レコード盤を挟み込むデザインが個性的な、オーディオテクニカのポータブル・アナログレコードプレーヤー「サウンドバーガー(AT-SB2022)」。約40年ぶりに復活した
レコード盤を挟み込むデザインが個性的な、オーディオテクニカのポータブル・アナログレコードプレーヤー「サウンドバーガー(AT-SB2022)」。約40年ぶりに復活した

場所を取らない小型アナログレコードプレーヤー

 「サウンドバーガー(AT-SB2022)」は、オーディオテクニカが1982年に発売した同名のポータブル・アナログレコードプレーヤーを復活させた商品だ。本体にレコード盤を挟んで聴く独特なスタイルが、ハンバーガーに似ていることから愛称として名付けられた。
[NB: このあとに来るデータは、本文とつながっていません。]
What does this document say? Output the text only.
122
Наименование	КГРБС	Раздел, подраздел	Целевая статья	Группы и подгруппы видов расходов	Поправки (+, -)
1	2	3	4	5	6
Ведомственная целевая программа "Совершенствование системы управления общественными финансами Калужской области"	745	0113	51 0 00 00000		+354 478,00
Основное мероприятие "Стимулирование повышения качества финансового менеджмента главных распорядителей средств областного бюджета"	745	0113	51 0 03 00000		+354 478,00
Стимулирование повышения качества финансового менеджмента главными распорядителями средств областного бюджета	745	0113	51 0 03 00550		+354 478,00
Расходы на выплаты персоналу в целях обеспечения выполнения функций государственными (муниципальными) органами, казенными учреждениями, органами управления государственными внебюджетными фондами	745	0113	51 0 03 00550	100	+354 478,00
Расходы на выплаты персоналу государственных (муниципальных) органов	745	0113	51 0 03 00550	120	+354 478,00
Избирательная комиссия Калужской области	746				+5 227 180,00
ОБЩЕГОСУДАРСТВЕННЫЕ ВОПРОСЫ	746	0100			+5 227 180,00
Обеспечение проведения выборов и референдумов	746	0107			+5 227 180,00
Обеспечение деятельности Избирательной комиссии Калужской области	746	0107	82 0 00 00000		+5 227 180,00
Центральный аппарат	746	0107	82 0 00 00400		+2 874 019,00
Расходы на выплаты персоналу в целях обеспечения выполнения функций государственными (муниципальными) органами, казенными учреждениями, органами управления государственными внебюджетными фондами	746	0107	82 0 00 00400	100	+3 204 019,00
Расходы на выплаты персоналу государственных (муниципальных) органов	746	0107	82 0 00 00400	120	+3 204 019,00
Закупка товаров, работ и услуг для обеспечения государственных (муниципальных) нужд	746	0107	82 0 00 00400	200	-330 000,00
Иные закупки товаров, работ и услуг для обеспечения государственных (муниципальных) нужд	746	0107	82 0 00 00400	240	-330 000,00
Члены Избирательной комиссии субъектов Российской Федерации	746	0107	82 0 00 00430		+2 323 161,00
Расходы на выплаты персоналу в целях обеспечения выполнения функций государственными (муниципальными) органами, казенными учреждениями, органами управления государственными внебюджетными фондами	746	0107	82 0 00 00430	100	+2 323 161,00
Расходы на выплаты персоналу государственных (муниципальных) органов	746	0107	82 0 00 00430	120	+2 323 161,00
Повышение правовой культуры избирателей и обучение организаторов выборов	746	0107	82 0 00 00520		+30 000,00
 今回のサウンドバーガーは日本の他、欧米や東南アジアなどアナログレコード再生に対する熱が高い世界の各地域を対象に、数量限定で発売された。価格は2万3800円(税込み)と比較的手ごろ。しかもアンプやスピーカーをそろえなくてもBluetooth対応のワイヤレスヘッドホン・イヤホンを接続して簡単に「アナログレコードの音」が楽しめるとあって、発売日に即完売となった。

 「サウンドバーガーの復活」は、オーディオテクニカの創業60周年を祝うアニバーサリー企画の一つとして浮上した。「数あるアイデアの中で、アナログレコードを知らない世代に、アナログレコードの魅力を伝えるためのコミュニケーションツールとしても、サウンドバーガーは最適という声が社内からも多く集まった」と、同社で商品企画を担当したマーケティング部プロダクトマネジメント課 コンシューマープロダクトグループ リーダーの國分裕昭氏が振り返る。

サウンドバーガーの商品企画を担当した、オーディオテクニカ マーケティング部プロダクトマネジメント課の國分氏
サウンドバーガーの商品企画を担当した、オーディオテクニカ マーケティング部プロダクトマネジメント課の國分氏

手持ちのBluetoothオーディオ機器を使ってシンプルに聴ける

 筆者も11月上旬の発売日に運良くサウンドバーガーを手に入れることができた。我が家に届いてから、肩身が狭そうに書棚に並んでいたアナログレコードのコレクションを引っ張り出して毎日聴いている。

 オリジナルのサウンドバーガーを知らないので、新旧モデルを比べることはできないが、復活したサウンドバーガーの手応えを一言で言えば、「しっかりとしている本格派のレコードプレーヤー」といった印象だ。

 レコードを載せるプラッター(ターンテーブルの回転部)はアルミニウム合金製。ベルトドライブ方式による回転がとても安定している。A・B面に複数の曲を収録する大きなLP盤には33・1/3回転、両面1曲ずつのEP盤には45回転のレコードが多く、サウンドバーガーは各回転数のレコードを正確に回してくれる。

レコードの種類に合わせて2つの回転数に切り替えられる
レコードの種類に合わせて2つの回転数に切り替えられる

 本体にスピーカーは内蔵していないが、Bluetoothに対応するヘッドホンやイヤホン、そしてワイヤレススピーカーなどに接続して手軽にアナログレコードの音が聴ける。サウンドバーガーはコンパクトで持ち運べるサイズなので、昔ながらのアナログレコードプレーヤーよりも置き場所を取らない。さらに約12時間の連続再生が楽しめる充電式のバッテリーを内蔵しているので、室内を移動しながら聴いたり、友人の家や屋外にも持ち出せたりする。